Saturday, December 6, 2008
Shhh, don't tell yet
Two interesting things have happened this last week.
Firstly we have started "brushing" Matt - and I am not talking about his hair and his teeth. I am talking about brushing his body. A good friend of mine, who is an Occupational Therapist, introduced me to this. The brushing provides deep pressure which can help the child with his sensory modulation. And what is this you ask? Sensory Modulation "is the ability of the nervous system to regulate, organize and prioritize incoming sensory information, inhibiting or suppressing irrelevant information; and prioritizing and helping the child focus on relevant information. Children with problems modulating sensory input may exhibit difficulties with learning, social relations, behavioural and task organisation, attention and purposeful interaction with the space around them" (Katz and Bailey, 2005)
We have noticed with Matt that he tends to shake his head alot and do other odd movements. We were wondering if this was a sensory thing and that is why we were open to trying this brushing thing.
This is what the brush looks like:
The idea is to brush his arms, legs and back at regulary intervals during the day. The first time I did this I was so surprised by how calmly Matt sat and it looked like he was loving it. In fact when I finished brushing his back he lay down again and looked up at me as though he was saying "more please". For the last 4 days I have been brushing him at least 3 or 4 times a day and each time he has enjoyed it. It has become a bonding moment for us. But the best news of all is that his falling asleep has drastically improved from the first night that I had started the brushing. I must acknowledge that we have been doing a variety of things to assist him to sleep (getting a night light, gently training him to sleep) so I can't say his improvement in sleep is 100% due to the brushing. But I am still impressed with the impact it has had on Matt.

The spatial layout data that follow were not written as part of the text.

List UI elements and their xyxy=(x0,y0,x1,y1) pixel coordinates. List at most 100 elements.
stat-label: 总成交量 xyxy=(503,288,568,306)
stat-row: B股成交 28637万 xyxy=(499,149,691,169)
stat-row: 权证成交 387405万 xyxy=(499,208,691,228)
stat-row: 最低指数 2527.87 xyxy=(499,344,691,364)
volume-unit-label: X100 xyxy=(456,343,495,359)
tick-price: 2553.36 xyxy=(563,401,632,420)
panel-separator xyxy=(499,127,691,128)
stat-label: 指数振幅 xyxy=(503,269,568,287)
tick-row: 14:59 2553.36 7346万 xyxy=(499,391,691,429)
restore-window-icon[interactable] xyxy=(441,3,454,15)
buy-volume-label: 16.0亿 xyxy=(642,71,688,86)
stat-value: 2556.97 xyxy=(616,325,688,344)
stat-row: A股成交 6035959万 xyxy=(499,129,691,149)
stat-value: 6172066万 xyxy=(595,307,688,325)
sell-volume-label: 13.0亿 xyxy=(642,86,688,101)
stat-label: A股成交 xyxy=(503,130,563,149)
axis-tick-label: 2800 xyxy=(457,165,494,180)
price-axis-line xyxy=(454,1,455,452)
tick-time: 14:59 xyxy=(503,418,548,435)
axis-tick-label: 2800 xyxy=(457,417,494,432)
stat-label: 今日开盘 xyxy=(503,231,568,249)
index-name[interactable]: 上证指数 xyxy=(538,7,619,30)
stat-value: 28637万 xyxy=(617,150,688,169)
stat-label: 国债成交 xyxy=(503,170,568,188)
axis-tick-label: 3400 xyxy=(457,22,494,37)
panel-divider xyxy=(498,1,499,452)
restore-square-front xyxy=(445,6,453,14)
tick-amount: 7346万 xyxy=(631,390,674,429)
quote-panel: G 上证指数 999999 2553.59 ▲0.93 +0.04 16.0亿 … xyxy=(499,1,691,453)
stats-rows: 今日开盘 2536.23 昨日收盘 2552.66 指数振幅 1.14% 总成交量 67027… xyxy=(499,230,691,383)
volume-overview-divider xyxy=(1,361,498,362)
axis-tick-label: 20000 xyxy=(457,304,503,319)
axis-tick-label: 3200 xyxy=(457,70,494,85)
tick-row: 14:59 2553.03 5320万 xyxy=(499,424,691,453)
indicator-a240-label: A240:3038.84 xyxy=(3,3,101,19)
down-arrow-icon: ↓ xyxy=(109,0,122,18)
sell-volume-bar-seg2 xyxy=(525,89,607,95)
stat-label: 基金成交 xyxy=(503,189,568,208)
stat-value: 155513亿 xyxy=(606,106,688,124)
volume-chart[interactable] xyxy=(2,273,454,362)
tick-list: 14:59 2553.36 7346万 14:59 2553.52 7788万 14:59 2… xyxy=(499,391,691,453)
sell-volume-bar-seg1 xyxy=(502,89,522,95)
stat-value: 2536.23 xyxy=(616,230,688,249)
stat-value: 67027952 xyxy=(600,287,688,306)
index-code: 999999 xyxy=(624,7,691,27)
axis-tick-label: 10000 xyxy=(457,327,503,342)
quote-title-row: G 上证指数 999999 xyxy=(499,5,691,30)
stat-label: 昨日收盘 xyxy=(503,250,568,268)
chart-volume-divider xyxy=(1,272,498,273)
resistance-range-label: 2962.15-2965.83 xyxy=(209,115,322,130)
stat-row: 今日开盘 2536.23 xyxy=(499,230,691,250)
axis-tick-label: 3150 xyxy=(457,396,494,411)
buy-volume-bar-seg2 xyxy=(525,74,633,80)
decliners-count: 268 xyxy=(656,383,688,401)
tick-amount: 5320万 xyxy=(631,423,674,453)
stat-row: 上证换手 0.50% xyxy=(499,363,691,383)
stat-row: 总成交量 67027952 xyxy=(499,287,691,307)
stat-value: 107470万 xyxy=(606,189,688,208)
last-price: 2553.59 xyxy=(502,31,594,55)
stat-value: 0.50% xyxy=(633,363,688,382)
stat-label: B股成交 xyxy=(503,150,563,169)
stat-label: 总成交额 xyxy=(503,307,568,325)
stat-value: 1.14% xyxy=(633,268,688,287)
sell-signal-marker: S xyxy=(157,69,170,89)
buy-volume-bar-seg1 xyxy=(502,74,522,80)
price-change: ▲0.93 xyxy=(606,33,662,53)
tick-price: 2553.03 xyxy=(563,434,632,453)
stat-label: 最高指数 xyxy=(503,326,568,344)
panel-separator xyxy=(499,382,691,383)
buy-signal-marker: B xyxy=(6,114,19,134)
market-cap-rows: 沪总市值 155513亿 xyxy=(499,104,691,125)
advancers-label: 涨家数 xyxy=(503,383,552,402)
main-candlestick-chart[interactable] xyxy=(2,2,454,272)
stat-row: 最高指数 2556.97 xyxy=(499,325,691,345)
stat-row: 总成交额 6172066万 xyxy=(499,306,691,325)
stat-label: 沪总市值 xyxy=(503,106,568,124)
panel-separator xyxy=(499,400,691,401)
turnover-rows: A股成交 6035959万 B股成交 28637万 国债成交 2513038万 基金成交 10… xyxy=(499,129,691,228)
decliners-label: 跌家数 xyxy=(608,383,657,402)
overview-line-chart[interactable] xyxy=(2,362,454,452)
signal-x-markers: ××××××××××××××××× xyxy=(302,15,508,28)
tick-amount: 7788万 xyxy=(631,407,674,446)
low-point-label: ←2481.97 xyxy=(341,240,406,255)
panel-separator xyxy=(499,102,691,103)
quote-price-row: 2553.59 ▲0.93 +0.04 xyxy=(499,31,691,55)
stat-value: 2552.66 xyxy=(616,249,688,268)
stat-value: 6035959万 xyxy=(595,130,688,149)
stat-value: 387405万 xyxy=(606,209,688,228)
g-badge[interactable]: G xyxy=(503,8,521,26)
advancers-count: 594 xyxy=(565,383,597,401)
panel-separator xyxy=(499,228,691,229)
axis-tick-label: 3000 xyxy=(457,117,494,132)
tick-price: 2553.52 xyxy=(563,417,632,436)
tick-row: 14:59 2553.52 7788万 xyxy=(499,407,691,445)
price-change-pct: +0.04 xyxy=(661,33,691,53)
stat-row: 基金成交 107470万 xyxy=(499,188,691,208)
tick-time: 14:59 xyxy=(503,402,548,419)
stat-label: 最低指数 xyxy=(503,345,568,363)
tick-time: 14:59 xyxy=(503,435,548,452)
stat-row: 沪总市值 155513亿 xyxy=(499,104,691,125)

Secondly Matt has started walking but we must pretend he hasn't. Matt is able to walk a distance of about 3 meters as long as my finger gently rests on his one shoulder (providing no physical assistance, only moral support). However the minute we get excited about his steps or praise him, he sits down and stops. It is as though our praise puts too much pressure on him to perform, maybe it even makes him scared to fail and disappoint us, so he opts to not try any more. So although we are jumping up and down on the inside, we have to make as though we are not noticing - and then he is happy to continue taking steps. On Friday he initiated the walking by himself - from me to a friend, a distance of about 5 steps. We all just sat there calmly pretending that it wasn't a big thing - although with our eyes we were all communicating great celebration. I am struck by the enormous impact the psychological side has on our physical abilities. So keep this a secret until Matt is ready for the world to know that he can actually walk.